April 19, 2005 (CIDRAP News) Healthcare workers battling the worst outbreak of the lethal Marburg virus are facing cultural barriers that have hampered prevention efforts in Uige Province in northern Angola.
The death toll had reached 235 people, with 500 people under surveillance following possible exposure to the virus, according to Angola's Health Ministry and the World Health Organization (WHO), as reported by Agence France-Presse (AFP) on Apr 17.
There is no cure for Marburg, a fast-developing hemorrhagic fever that has killed about 90% of its victims in this outbreak. That's why health authorities are emphasizing preventive efforts, some of which run counter to Angolan traditions.
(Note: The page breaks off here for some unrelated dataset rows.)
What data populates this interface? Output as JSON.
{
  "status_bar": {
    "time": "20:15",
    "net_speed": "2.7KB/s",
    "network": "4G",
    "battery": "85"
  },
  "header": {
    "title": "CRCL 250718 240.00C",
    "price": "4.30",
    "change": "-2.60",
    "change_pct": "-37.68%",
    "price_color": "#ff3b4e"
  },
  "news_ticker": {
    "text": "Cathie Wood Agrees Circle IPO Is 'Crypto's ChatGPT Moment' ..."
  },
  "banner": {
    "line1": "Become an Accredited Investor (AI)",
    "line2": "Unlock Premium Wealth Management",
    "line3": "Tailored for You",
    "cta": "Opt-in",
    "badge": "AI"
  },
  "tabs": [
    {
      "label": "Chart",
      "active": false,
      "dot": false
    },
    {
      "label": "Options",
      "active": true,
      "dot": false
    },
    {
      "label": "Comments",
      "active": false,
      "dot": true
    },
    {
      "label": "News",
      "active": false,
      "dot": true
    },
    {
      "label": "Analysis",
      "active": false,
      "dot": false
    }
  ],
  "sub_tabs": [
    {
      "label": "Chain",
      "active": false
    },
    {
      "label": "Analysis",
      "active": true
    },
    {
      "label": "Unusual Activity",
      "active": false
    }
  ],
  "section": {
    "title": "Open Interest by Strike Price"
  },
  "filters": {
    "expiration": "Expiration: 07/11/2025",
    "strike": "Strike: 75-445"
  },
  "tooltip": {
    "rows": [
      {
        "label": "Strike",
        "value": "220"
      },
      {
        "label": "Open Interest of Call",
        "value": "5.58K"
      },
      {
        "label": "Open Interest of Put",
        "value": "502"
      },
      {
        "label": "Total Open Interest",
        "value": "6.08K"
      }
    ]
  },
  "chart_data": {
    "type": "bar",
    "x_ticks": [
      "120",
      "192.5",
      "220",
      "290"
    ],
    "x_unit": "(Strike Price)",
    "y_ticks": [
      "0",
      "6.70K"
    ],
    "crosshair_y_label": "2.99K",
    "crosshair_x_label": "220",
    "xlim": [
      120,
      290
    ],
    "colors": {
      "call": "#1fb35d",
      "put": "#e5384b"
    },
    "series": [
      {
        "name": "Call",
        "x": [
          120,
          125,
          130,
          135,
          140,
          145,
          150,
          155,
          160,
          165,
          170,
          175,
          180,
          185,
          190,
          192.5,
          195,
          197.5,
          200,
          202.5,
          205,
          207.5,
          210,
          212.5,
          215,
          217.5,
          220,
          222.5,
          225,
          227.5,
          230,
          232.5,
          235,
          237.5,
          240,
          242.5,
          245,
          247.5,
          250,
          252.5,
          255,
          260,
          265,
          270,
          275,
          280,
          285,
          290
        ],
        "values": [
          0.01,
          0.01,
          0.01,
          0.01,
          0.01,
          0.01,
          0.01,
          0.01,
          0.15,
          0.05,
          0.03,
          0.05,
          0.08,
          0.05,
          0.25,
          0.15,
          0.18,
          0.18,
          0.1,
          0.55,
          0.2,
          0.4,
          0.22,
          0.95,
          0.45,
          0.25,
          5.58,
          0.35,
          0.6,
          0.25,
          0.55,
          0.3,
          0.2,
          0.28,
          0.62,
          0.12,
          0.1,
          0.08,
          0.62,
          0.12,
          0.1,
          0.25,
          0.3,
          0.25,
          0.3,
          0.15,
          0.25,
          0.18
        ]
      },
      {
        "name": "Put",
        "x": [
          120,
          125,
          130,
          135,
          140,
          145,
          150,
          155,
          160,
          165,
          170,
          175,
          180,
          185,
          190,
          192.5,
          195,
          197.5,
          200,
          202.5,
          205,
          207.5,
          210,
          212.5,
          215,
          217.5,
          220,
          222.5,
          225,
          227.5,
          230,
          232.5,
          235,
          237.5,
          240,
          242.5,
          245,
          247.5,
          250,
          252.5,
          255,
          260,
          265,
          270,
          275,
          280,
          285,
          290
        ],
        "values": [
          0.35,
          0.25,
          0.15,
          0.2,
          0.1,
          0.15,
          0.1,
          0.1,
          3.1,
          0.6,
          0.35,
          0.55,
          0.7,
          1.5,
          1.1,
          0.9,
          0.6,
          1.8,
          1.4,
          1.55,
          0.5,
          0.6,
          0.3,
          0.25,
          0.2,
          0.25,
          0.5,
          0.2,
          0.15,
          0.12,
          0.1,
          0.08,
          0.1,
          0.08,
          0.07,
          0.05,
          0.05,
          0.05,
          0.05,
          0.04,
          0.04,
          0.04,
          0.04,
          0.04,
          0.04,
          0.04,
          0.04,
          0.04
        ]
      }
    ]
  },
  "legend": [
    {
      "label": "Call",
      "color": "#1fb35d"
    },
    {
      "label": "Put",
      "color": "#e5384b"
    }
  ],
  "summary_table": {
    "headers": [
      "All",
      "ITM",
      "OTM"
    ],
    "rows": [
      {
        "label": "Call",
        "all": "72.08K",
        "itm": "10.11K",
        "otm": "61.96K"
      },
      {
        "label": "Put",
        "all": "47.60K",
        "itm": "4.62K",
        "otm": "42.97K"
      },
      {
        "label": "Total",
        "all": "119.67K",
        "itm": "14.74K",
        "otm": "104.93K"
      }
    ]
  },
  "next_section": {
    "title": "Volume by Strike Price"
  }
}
Aid workers are making progress in persuading Angolans to greet one another with bows and curtsies instead of handshakes and hugs, Reuters reported today. However, authorities remain concerned that people are avoiding the provincial hospital's isolation ward, which is seen as the key to stopping transmission.
In one example reported by the New York Times today, a pregnant woman who was close to term was taken to the isolation unit Apr 16. She escaped by car within an hour. She had tested positive for the virus.
"I hope she dies before she has the baby," Enzo Pisani, a doctor with an Italian aid group, told the newspaper. "She could infect 20 people" in the course of delivery.
Officials can't force people to stay in the isolation ward, WHO spokesman Dave Daigle told Reuters. If patients opt to stay at home, "We have to tell relatives how to care for them in the safest way possible."
Keeping people from touching infected bodies is another key to preventing Marburg's spread, yet it's a challenge in a country where funeral traditions call for washing the body and kissing it goodbye, news services reported.
Healthcare workers have sought to enlist traditional healers and leaders to tell Angolans about the infectious hazards posed by such funeral practices, Reuters reported.
On Apr 17, three WHO doctors in Uige disinfected the body of a 1-year-old girl who had died of Marburg, and also cleaned her family's home, the Times reported. Pierre Formenty, one of the doctors who prepared the girl for the funeral, described the process as building trust.
"We can stop an outbreak like this in two or three weeks if the people trust us and cooperate with us," Formenty told the Times. "We are fighting the battle of the disease, but first we have to win the battle of the heart, and the battle of the funeral."
Angolan officials have said the outbreak is coming under control, but international aid workers have not confirmed that conclusion, Reuters reported.